The Prime Minister and her pro-uranium supporters also forgot to mention that the reactor construction industry has been in decline since 1980.
The average age of the reactor fleet is over 25 years, which means that just to replace the old reactors reaching the end of their life by 2025 would mean building one every 19 days for a decade. Where are they going to go? Which communities are going to welcome them?
To build replacements for the oldest reactors in the global fleet plus construct enough new reactors to stop climate change, is fanciful. As Fortune Magazine puts it, 'A nuclear renaissance? Maybe not' (April 22, 2009).
Nuclear power is also becoming more expensive as the years pass, while solar, wind and other renewables are now cost competitive. Nuclear power will never become ubiquitous, because it is an economic failure of an industry and renewables are getting cheaper and cheaper.
Thirdly, our media frequently subtracts more value from environmental debates than it adds. The Murdoch media reports pro-nuclear talking points as if they are facts and uses Labor's uranium stance to play partisan politics in support of the Liberal party.

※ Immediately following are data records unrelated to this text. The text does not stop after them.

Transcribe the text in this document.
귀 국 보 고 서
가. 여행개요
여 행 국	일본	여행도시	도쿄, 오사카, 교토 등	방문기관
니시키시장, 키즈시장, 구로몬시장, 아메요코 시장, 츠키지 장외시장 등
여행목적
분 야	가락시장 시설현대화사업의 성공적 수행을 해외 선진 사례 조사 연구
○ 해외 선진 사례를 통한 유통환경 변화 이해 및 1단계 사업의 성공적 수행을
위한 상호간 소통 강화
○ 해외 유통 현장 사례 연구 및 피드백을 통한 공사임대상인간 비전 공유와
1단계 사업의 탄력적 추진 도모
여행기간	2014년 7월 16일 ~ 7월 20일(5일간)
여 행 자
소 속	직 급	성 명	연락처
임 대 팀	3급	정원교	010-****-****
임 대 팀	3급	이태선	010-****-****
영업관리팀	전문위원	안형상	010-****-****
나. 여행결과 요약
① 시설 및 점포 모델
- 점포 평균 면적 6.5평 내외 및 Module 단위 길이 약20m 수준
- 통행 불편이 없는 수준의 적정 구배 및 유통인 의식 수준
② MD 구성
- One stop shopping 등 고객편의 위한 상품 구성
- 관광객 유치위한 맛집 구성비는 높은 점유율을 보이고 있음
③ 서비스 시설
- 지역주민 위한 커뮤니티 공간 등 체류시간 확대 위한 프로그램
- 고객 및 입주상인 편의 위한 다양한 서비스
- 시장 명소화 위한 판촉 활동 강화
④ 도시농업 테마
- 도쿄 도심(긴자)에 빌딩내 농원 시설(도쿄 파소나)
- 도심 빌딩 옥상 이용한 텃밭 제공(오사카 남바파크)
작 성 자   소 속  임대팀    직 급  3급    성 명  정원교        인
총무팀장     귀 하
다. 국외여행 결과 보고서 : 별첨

Lastly, many of the anti-nuclear speeches were intelligent, principled and compelling. Minister Stephen Conroy was the big surprise. His voice broke as he recounted his family's association with the Windscale (Sellafield) nuclear facility in Cumbria, home of the first reactor to export electricity to the grid (Calder Hall power station).
Minister Anthony Albanese was also excellent, as was delegate Maurice May, who recounted his experience with the McClelland Royal Commission into British nuclear tests.
There are some great people in the Labor party and I wish them all the best; may they prevail, on the side of life and facts.
Dan Cass is a lobbyist with over 20 years' experience working in the environment movement, both in Australia and overseas.